Banking sector to become less labour-intensive, automation the way forward

bank, banking sector, rbi

The central bank has not only lowered the quantum of staff from 21,494 to 14,785 during 2007-2017 but has done the same across all categories of staff.

The creation of jobs has always been the focal point of debates in the country. The banking sector has been a large employer with a 1.3 million workforce in 2017-18, up from 1.1 million in 2012-13. The question is whether or not this number has been increasing at a significant pace and, if there has been any change in the composition of the same. A five-year period has been considered from 2012-13 to 2017-18. The CAGR was 4%, which is just about the industry standard given that services tend to involve more jobs. The banking business, on the other hand, has been increasing at a far higher rate than that in the stock of workforce.
The graphic shows that the dominant segment has been private banks that have expanded at a sharper rate than the PSBs which had an increase of just 1.1%. The private banks’ growth number is slightly on the higher side given the mergers that have taken place with other institutions. But their share has increased from around 25% to 32% during this period. The interesting part here is that the two non-officer categories have shown a distinct declining trend with there being a shrinkage in the clerks and sub-staff categories. The ratio of clerks and sub-staff to officers was still above 1 for PSBs at 1.09 while it was low at 0.09 and 0.06 respectively for private and foreign banks. But PSBs have lowered this ratio from 1.39 in 2012-13 and private banks from 0.39 the same year. This means that banks across all categories are following a similar pattern in terms of staffing.

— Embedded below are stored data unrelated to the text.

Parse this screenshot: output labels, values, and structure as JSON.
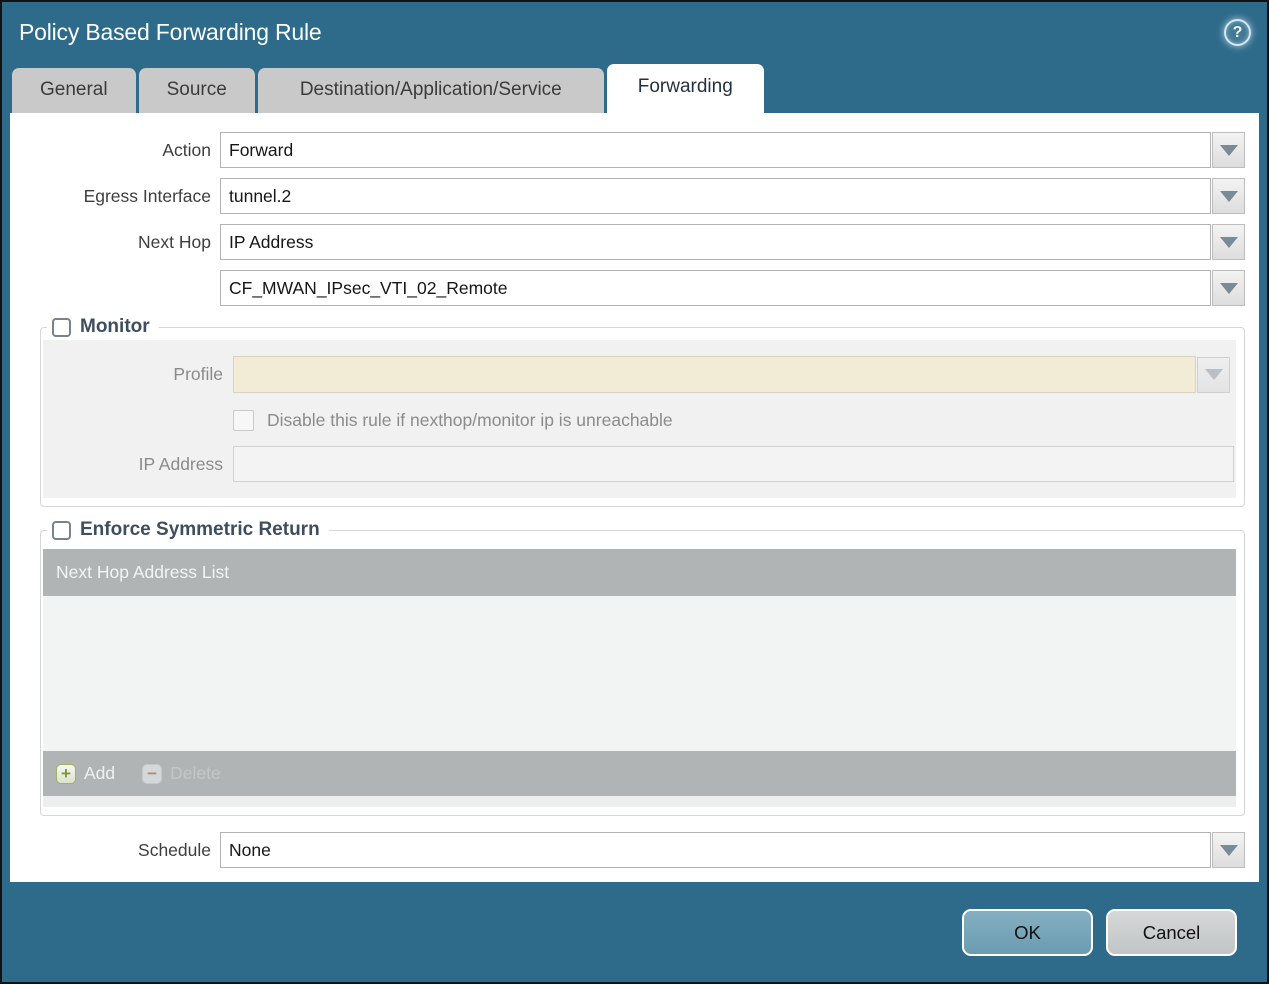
{
  "window": {
    "title": "Policy Based Forwarding Rule",
    "help_glyph": "?"
  },
  "tabs": [
    {
      "label": "General",
      "active": false
    },
    {
      "label": "Source",
      "active": false
    },
    {
      "label": "Destination/Application/Service",
      "active": false
    },
    {
      "label": "Forwarding",
      "active": true
    }
  ],
  "form": {
    "action": {
      "label": "Action",
      "value": "Forward"
    },
    "egress_interface": {
      "label": "Egress Interface",
      "value": "tunnel.2"
    },
    "next_hop": {
      "label": "Next Hop",
      "value": "IP Address"
    },
    "next_hop_address": {
      "value": "CF_MWAN_IPsec_VTI_02_Remote"
    },
    "schedule": {
      "label": "Schedule",
      "value": "None"
    }
  },
  "monitor": {
    "title": "Monitor",
    "checked": false,
    "profile": {
      "label": "Profile",
      "value": ""
    },
    "disable_rule": {
      "label": "Disable this rule if nexthop/monitor ip is unreachable",
      "checked": false
    },
    "ip_address": {
      "label": "IP Address",
      "value": ""
    }
  },
  "enforce_symmetric_return": {
    "title": "Enforce Symmetric Return",
    "checked": false,
    "table": {
      "header": "Next Hop Address List",
      "rows": []
    },
    "toolbar": {
      "add_label": "Add",
      "delete_label": "Delete"
    }
  },
  "footer": {
    "ok_label": "OK",
    "cancel_label": "Cancel"
  },
  "colors": {
    "titlebar_teal": "#2e6a89",
    "tab_gray": "#c9c9c9",
    "table_header_gray": "#b0b4b4",
    "disabled_input_beige": "#f2ecd7",
    "ok_button_blue": "#73a4b8",
    "cancel_button_gray": "#c9cccc"
  }
}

Two emerging conclusions are significant. The first is that shrinkage in the non-officer category is mainly due to the declining use of sub-staff as their jobs are either replaced with technology or are being done by officers.  The negative growth in workforce also means that replacements are not being made for those who leave due to retirement—voluntary or ‘in-course’. The second is that efficiencies have been ushered in as a corollary where fewer hands are required due to automation. The growth in digital banking has made this possible. It, however, raises a more serious issue in the future because, with talk of the use of AI in banking, there will be a serious threat to job creation in this sector. There will definitely not be a reversal here.

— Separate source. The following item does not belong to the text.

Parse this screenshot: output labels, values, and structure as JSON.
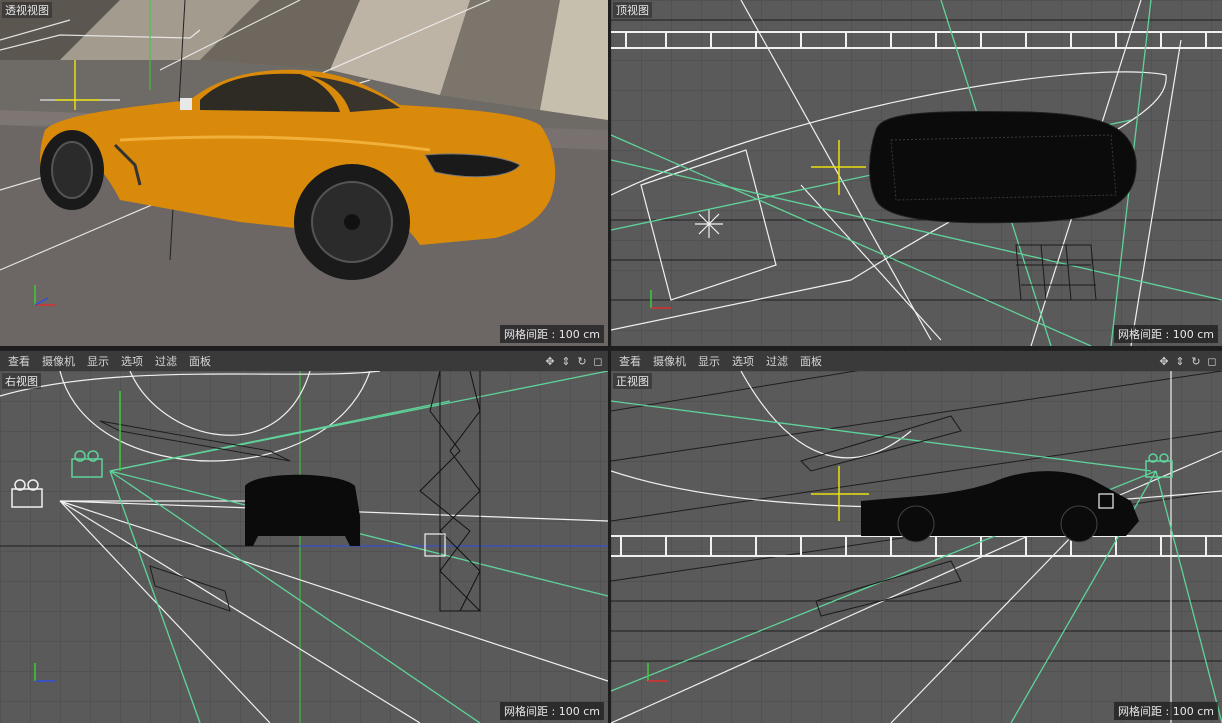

The face of banking is changing as can be seen in terms of the composition of staff in banks over this period. The share of officers has increased while that of clerks and sub-staff has come down. This may, to an extent, sharpen the picture as there has also been the tendency for banks to outsource several of the administrative jobs like security, delivery, housekeeping etc, which, in turn, increased administrative expenses but lowered the staff size. The preference for such a model is that there is no long-term liability for this category of staff and the banks are out of the purview of unions. Therefore, labour relations tend to be very smooth.

The signpost for the future is that banking will become progressively less labour-intensive as customers switch to the digital line and most transactions at the retail end would be completed here. In fact, for PSBs, the workforce could accelerate downwards as the process of mergers takes place and staff members are offered voluntary retirement schemes and not replaced. Lending is also an activity which can see a transformation, especially with fintech taking over at the SME level where the emphasis has changed to speed and online delivery. The 59 minutes approval of loans relies on technology and less on human intervention. With algorithms determining the quality of the borrower, especially when the ticket size is small and due diligence is not required as CIBIL, GST returns, PAN, etc, address these issues, the demand for staff would come down further.

It would probably be more in the treasury and risk management areas where banks would still need highly qualified staff. With governance issues also grabbing the headlines in the recent past, compliance would require more hands.

RBI, too, has been staff conscious over the years as the graphic shows. The central bank has not only lowered the quantum of staff from 21,494 to 14,785 during 2007-2017 but has done the same across all categories of staff. The sharpest reduction was in the Class III- and Class IV-type, which are the support staff in the form of assistants. What is significant here is that the ratio of support staff to Class I has come down from 1.77 in 2007 to 1.13 in 2017. Interestingly, at the turn of the century in 1999, this ratio was 3.24. The focus has changed today with less support being provided and technology being leveraged. The replacement of staff has been more parsimonious and directed towards the officer category where there is a greater pressing requirement.

This is a harsh reality where the banking sector will not really be contributing to employment generation directly. While the outsourced model will add some jobs on the sales and back office front, they would be more on the support side. This would be the trend in other financial segments going ahead, too. The securities market that was dominated by brokers has been streamlined with dematerialisation of shares and online trading. Insurance policies can be procured online which obviates the need for having agents which was a major constituency of the industry. Automation in banking has done away with the need to have more people at the service level and even the skilled manpower requirement will decline over time. Training is also being administered online as a larger community can be reached. This has happened in the west in commercial banking and it would only be a matter of time in India when this transformation takes place. We need to be prepared for this change.